Navigating Daily Life with OTC
Treatment of urea cycle disorders varies from person to person depending on the type and severity, and there is no one-size-fits-all approach. Amy’s care team experimented with several drugs to control her ammonia levels, and she was hospitalized at least annually during an acute sickness. She eventually was prescribed an ammonia-scavenger drug called Ravicti; paired with a low-protein diet, the medication has helped her avoid hospitalization for the last eight years. [ed. Ravicti is manufactured by Amgen, a capacity-building sponsor of flok].
Even with effective medication and dietary management, many other factors can trigger a hyperammonemic crisis: exercise, stress, illness, heat, and dehydration. Amy eats more protein when she works out, uses cooling packs, and drinks plenty of water on hot days. With time and experience, Amy has learned how her body reacts to adverse conditions and what specific actions to take. “Sometimes I feel like I’m walking a tightrope because there are so many things in my daily life I have to consider.”

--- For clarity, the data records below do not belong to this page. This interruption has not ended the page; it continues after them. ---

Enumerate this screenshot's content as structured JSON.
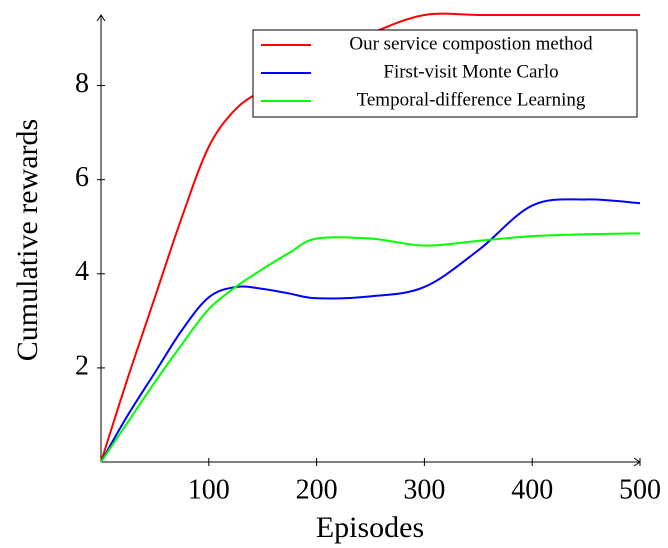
{
  "chart_data": {
    "type": "line",
    "xlabel": "Episodes",
    "ylabel": "Cumulative rewards",
    "x": [
      0,
      25,
      50,
      75,
      100,
      125,
      150,
      175,
      200,
      250,
      300,
      350,
      400,
      450,
      500
    ],
    "series": [
      {
        "name": "Our service compostion method",
        "color": "#ff0000",
        "values": [
          0,
          1.8,
          3.5,
          5.2,
          6.7,
          7.5,
          7.9,
          8.2,
          8.5,
          9.1,
          9.5,
          9.5,
          9.5,
          9.5,
          9.5
        ]
      },
      {
        "name": "First-visit Monte Carlo",
        "color": "#0000ff",
        "values": [
          0,
          1,
          1.9,
          2.8,
          3.5,
          3.72,
          3.68,
          3.58,
          3.48,
          3.52,
          3.72,
          4.5,
          5.45,
          5.58,
          5.5
        ]
      },
      {
        "name": "Temporal-difference Learning",
        "color": "#00ff00",
        "values": [
          0,
          0.85,
          1.7,
          2.5,
          3.25,
          3.72,
          4.1,
          4.45,
          4.75,
          4.75,
          4.6,
          4.7,
          4.8,
          4.84,
          4.86
        ]
      }
    ],
    "xlim": [
      0,
      500
    ],
    "xticks": [
      100,
      200,
      300,
      400,
      500
    ],
    "ylim": [
      0,
      9.5
    ],
    "yticks": [
      2,
      4,
      6,
      8
    ],
    "grid": false,
    "legend": "north east"
  }
}
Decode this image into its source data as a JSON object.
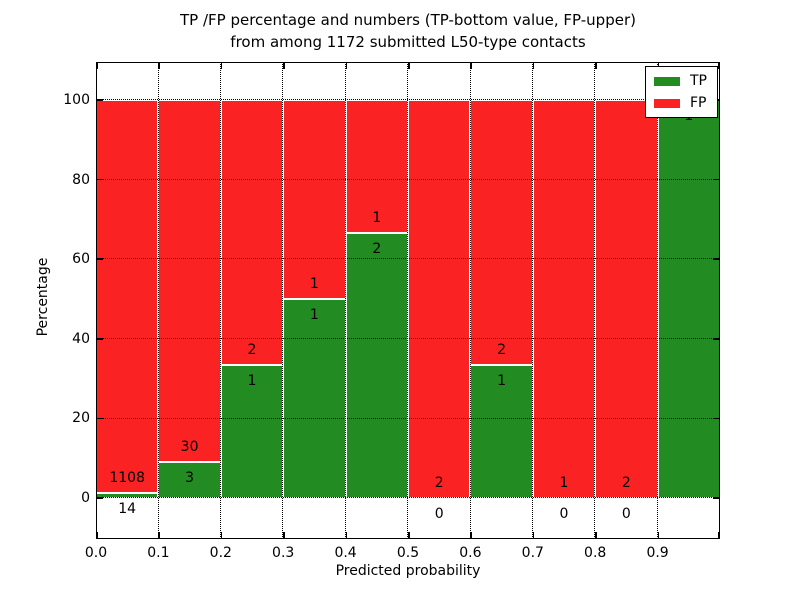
{
  "figure": {
    "title_line1": "TP /FP percentage and numbers (TP-bottom value, FP-upper)",
    "title_line2": "from among 1172 submitted L50-type contacts"
  },
  "chart_data": {
    "type": "bar",
    "stacked": true,
    "title": "TP /FP percentage and numbers (TP-bottom value, FP-upper) from among 1172 submitted L50-type contacts",
    "xlabel": "Predicted probability",
    "ylabel": "Percentage",
    "total_contacts": 1172,
    "grid": "dotted",
    "x_tick_labels": [
      "0.0",
      "0.1",
      "0.2",
      "0.3",
      "0.4",
      "0.5",
      "0.6",
      "0.7",
      "0.8",
      "0.9"
    ],
    "y_tick_values": [
      0,
      20,
      40,
      60,
      80,
      100
    ],
    "y_tick_labels": [
      "0",
      "20",
      "40",
      "60",
      "80",
      "100"
    ],
    "xlim": [
      0.0,
      1.0
    ],
    "ylim_pct": [
      0,
      100
    ],
    "series_colors": {
      "tp": "#228b22",
      "fp": "#fa2222"
    },
    "legend": {
      "position": "upper right",
      "items": [
        {
          "label": "TP",
          "color": "#228b22"
        },
        {
          "label": "FP",
          "color": "#fa2222"
        }
      ]
    },
    "bins": [
      {
        "x_range": [
          0.0,
          0.1
        ],
        "tp_count": 14,
        "fp_count": 1108,
        "tp_pct": 1.25,
        "fp_pct": 98.75,
        "tp_label": "14",
        "fp_label": "1108"
      },
      {
        "x_range": [
          0.1,
          0.2
        ],
        "tp_count": 3,
        "fp_count": 30,
        "tp_pct": 9.09,
        "fp_pct": 90.91,
        "tp_label": "3",
        "fp_label": "30"
      },
      {
        "x_range": [
          0.2,
          0.3
        ],
        "tp_count": 1,
        "fp_count": 2,
        "tp_pct": 33.33,
        "fp_pct": 66.67,
        "tp_label": "1",
        "fp_label": "2"
      },
      {
        "x_range": [
          0.3,
          0.4
        ],
        "tp_count": 1,
        "fp_count": 1,
        "tp_pct": 50.0,
        "fp_pct": 50.0,
        "tp_label": "1",
        "fp_label": "1"
      },
      {
        "x_range": [
          0.4,
          0.5
        ],
        "tp_count": 2,
        "fp_count": 1,
        "tp_pct": 66.67,
        "fp_pct": 33.33,
        "tp_label": "2",
        "fp_label": "1"
      },
      {
        "x_range": [
          0.5,
          0.6
        ],
        "tp_count": 0,
        "fp_count": 2,
        "tp_pct": 0.0,
        "fp_pct": 100.0,
        "tp_label": "0",
        "fp_label": "2"
      },
      {
        "x_range": [
          0.6,
          0.7
        ],
        "tp_count": 1,
        "fp_count": 2,
        "tp_pct": 33.33,
        "fp_pct": 66.67,
        "tp_label": "1",
        "fp_label": "2"
      },
      {
        "x_range": [
          0.7,
          0.8
        ],
        "tp_count": 0,
        "fp_count": 1,
        "tp_pct": 0.0,
        "fp_pct": 100.0,
        "tp_label": "0",
        "fp_label": "1"
      },
      {
        "x_range": [
          0.8,
          0.9
        ],
        "tp_count": 0,
        "fp_count": 2,
        "tp_pct": 0.0,
        "fp_pct": 100.0,
        "tp_label": "0",
        "fp_label": "2"
      },
      {
        "x_range": [
          0.9,
          1.0
        ],
        "tp_count": 1,
        "fp_count": 0,
        "tp_pct": 100.0,
        "fp_pct": 0.0,
        "tp_label": "1",
        "fp_label": null
      }
    ]
  }
}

Amy carries an emergency preparedness plan with her everywhere; it outlines her condition and treatment needs in the event she can’t speak for herself. The plan includes her three-times-daily ammonia-scavenger medication, which requires refrigeration. While she has a routine for managing the medication at work and home, travel requires extra preparation. Amy reflects on a recent camping trip to Mount Zion National Park, in which she packed a mini fridge for medication storage – “You can do anything you want – with a lot of careful planning!”
A Voice for the Community
Amy’s experience with OTC compels her to educate and support others within the UCD community. She speaks annually at her geneticist’s class through Rochester Strong Hospital and has written articles for Connecting Families UCD Foundation. She tackles important topics like whether to share a diagnosis with an employer. Amy says she “learned the hard way” after experiencing a hyperammonemic episode at work, in which she became disoriented and slurred her words – symptoms often mistaken for inebriation. Amy endorses transparency both for her own safety, and for de-stigmatizing life with a metabolic condition.

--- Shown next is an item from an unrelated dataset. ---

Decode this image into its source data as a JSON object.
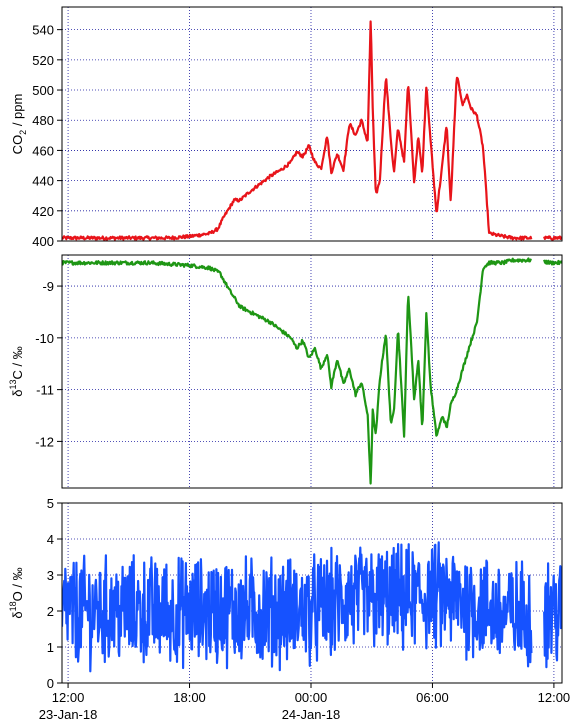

Amy also shed light on the topic of family planning, and whether to tell a partner about being a carrier for a genetic condition. She led a webinar for Remember the Girls – an organization that supports female carriers of X-linked conditions – to share her wisdom. While all other UCDs are autosomal recessive and require a genetic pairing from both parents, OTC is X-linked and passed from mother to child. Interestingly, Amy discovered that her diagnosis was caused by de novo mutation* and that her mother is not a carrier.

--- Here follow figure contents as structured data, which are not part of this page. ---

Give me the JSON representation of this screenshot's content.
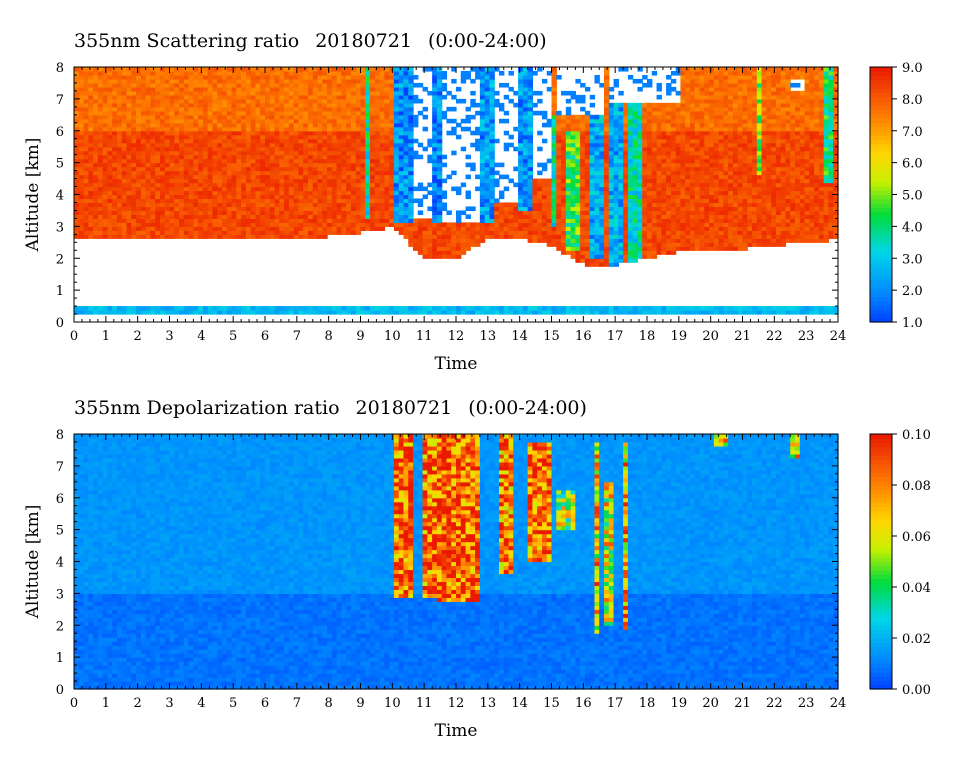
{
  "chart_data": [
    {
      "type": "heatmap",
      "title": "355nm Scattering ratio",
      "date": "20180721",
      "time_range": "(0:00-24:00)",
      "xlabel": "Time",
      "ylabel": "Altitude [km]",
      "xlim": [
        0,
        24
      ],
      "ylim": [
        0,
        8
      ],
      "x_ticks": [
        "0",
        "1",
        "2",
        "3",
        "4",
        "5",
        "6",
        "7",
        "8",
        "9",
        "10",
        "11",
        "12",
        "13",
        "14",
        "15",
        "16",
        "17",
        "18",
        "19",
        "20",
        "21",
        "22",
        "23",
        "24"
      ],
      "y_ticks": [
        "0",
        "1",
        "2",
        "3",
        "4",
        "5",
        "6",
        "7",
        "8"
      ],
      "colorbar": {
        "min": 1.0,
        "max": 9.0,
        "ticks": [
          "1.0",
          "2.0",
          "3.0",
          "4.0",
          "5.0",
          "6.0",
          "7.0",
          "8.0",
          "9.0"
        ]
      },
      "background_value": 8.3,
      "low_band": {
        "altitude": [
          0.2,
          0.5
        ]
      },
      "cloud_base_km": [
        [
          0,
          2.6
        ],
        [
          1,
          2.6
        ],
        [
          2,
          2.6
        ],
        [
          3,
          2.6
        ],
        [
          4,
          2.6
        ],
        [
          5,
          2.6
        ],
        [
          6,
          2.6
        ],
        [
          7,
          2.6
        ],
        [
          8,
          2.7
        ],
        [
          9,
          2.8
        ],
        [
          10,
          3.0
        ],
        [
          11,
          2.0
        ],
        [
          12,
          2.0
        ],
        [
          13,
          2.6
        ],
        [
          14,
          2.6
        ],
        [
          15,
          2.4
        ],
        [
          16,
          1.8
        ],
        [
          17,
          1.8
        ],
        [
          18,
          2.0
        ],
        [
          19,
          2.2
        ],
        [
          20,
          2.3
        ],
        [
          21,
          2.3
        ],
        [
          22,
          2.4
        ],
        [
          23,
          2.5
        ],
        [
          24,
          2.6
        ]
      ],
      "clear_regions": [
        {
          "t": [
            10.6,
            11.2
          ],
          "alt": [
            3.2,
            8
          ]
        },
        {
          "t": [
            11.6,
            12.8
          ],
          "alt": [
            3.1,
            8
          ]
        },
        {
          "t": [
            13.2,
            13.9
          ],
          "alt": [
            3.8,
            8
          ]
        },
        {
          "t": [
            14.4,
            15.0
          ],
          "alt": [
            4.5,
            8
          ]
        },
        {
          "t": [
            15.1,
            16.6
          ],
          "alt": [
            6.5,
            8
          ]
        },
        {
          "t": [
            16.8,
            19.0
          ],
          "alt": [
            6.9,
            8
          ]
        },
        {
          "t": [
            22.5,
            23.0
          ],
          "alt": [
            7.2,
            7.6
          ]
        }
      ],
      "low_ratio_columns": [
        {
          "t": [
            9.1,
            9.3
          ],
          "alt": [
            3.3,
            8
          ],
          "value": 3.5
        },
        {
          "t": [
            10.0,
            10.6
          ],
          "alt": [
            3.1,
            8
          ],
          "value": 2.0
        },
        {
          "t": [
            11.2,
            11.6
          ],
          "alt": [
            3.1,
            8
          ],
          "value": 2.0
        },
        {
          "t": [
            12.8,
            13.2
          ],
          "alt": [
            3.1,
            8
          ],
          "value": 2.2
        },
        {
          "t": [
            13.9,
            14.4
          ],
          "alt": [
            3.5,
            8
          ],
          "value": 2.2
        },
        {
          "t": [
            15.0,
            15.2
          ],
          "alt": [
            3.0,
            6.5
          ],
          "value": 3.5
        },
        {
          "t": [
            15.5,
            15.9
          ],
          "alt": [
            2.3,
            6.0
          ],
          "value": 4.5
        },
        {
          "t": [
            16.2,
            16.6
          ],
          "alt": [
            2.0,
            7.0
          ],
          "value": 2.5
        },
        {
          "t": [
            16.8,
            17.3
          ],
          "alt": [
            1.8,
            7.0
          ],
          "value": 2.5
        },
        {
          "t": [
            17.4,
            17.8
          ],
          "alt": [
            1.8,
            7.0
          ],
          "value": 3.5
        },
        {
          "t": [
            21.4,
            21.6
          ],
          "alt": [
            4.6,
            8
          ],
          "value": 5.0
        },
        {
          "t": [
            23.6,
            23.8
          ],
          "alt": [
            4.4,
            8
          ],
          "value": 4.0
        }
      ]
    },
    {
      "type": "heatmap",
      "title": "355nm Depolarization ratio",
      "date": "20180721",
      "time_range": "(0:00-24:00)",
      "xlabel": "Time",
      "ylabel": "Altitude [km]",
      "xlim": [
        0,
        24
      ],
      "ylim": [
        0,
        8
      ],
      "x_ticks": [
        "0",
        "1",
        "2",
        "3",
        "4",
        "5",
        "6",
        "7",
        "8",
        "9",
        "10",
        "11",
        "12",
        "13",
        "14",
        "15",
        "16",
        "17",
        "18",
        "19",
        "20",
        "21",
        "22",
        "23",
        "24"
      ],
      "y_ticks": [
        "0",
        "1",
        "2",
        "3",
        "4",
        "5",
        "6",
        "7",
        "8"
      ],
      "colorbar": {
        "min": 0.0,
        "max": 0.1,
        "ticks": [
          "0.00",
          "0.02",
          "0.04",
          "0.06",
          "0.08",
          "0.10"
        ]
      },
      "background_value": 0.008,
      "upper_background_value": 0.014,
      "high_depol_regions": [
        {
          "t": [
            10.0,
            10.6
          ],
          "alt": [
            2.9,
            8
          ],
          "value": 0.085
        },
        {
          "t": [
            10.9,
            11.4
          ],
          "alt": [
            2.9,
            8
          ],
          "value": 0.085
        },
        {
          "t": [
            11.4,
            12.8
          ],
          "alt": [
            2.8,
            8
          ],
          "value": 0.09
        },
        {
          "t": [
            13.4,
            13.8
          ],
          "alt": [
            3.6,
            8
          ],
          "value": 0.08
        },
        {
          "t": [
            14.3,
            15.0
          ],
          "alt": [
            4.0,
            7.8
          ],
          "value": 0.085
        },
        {
          "t": [
            15.1,
            15.8
          ],
          "alt": [
            5.0,
            6.2
          ],
          "value": 0.05
        },
        {
          "t": [
            16.3,
            16.5
          ],
          "alt": [
            1.8,
            7.8
          ],
          "value": 0.07
        },
        {
          "t": [
            16.7,
            16.9
          ],
          "alt": [
            2.0,
            6.5
          ],
          "value": 0.06
        },
        {
          "t": [
            17.2,
            17.4
          ],
          "alt": [
            1.9,
            7.8
          ],
          "value": 0.075
        },
        {
          "t": [
            20.1,
            20.6
          ],
          "alt": [
            7.6,
            8
          ],
          "value": 0.07
        },
        {
          "t": [
            22.5,
            22.8
          ],
          "alt": [
            7.2,
            8
          ],
          "value": 0.07
        }
      ]
    }
  ]
}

Her admirable zeal for discussing these difficult topics stems from her own positive experience with peer support from her UCD community. Amy shares, “No one understands you like another person with your condition.”
While Amy is thriving despite the challenges of OTC, like many of her peers, she wonders what tomorrow holds: “At 51, I’m one of the oldest people with this condition. There aren’t many people that received good treatment ahead of me to know what my future will look like.” Amy stresses the need for longitudinal studies to better understand OTC’s trajectory over time, and to inform how condition management might change with age. Until then, Amy illuminates the path forward for individuals navigating a UCD, empowering others with honest discussion.
*A “de novo mutation” is a spontaneous alteration in a gene sequence that is not inherited from an individual’s parents. In OTC, some individuals develop the condition from this mutation, rather than inherit the gene variant from their mother on the X chromosome.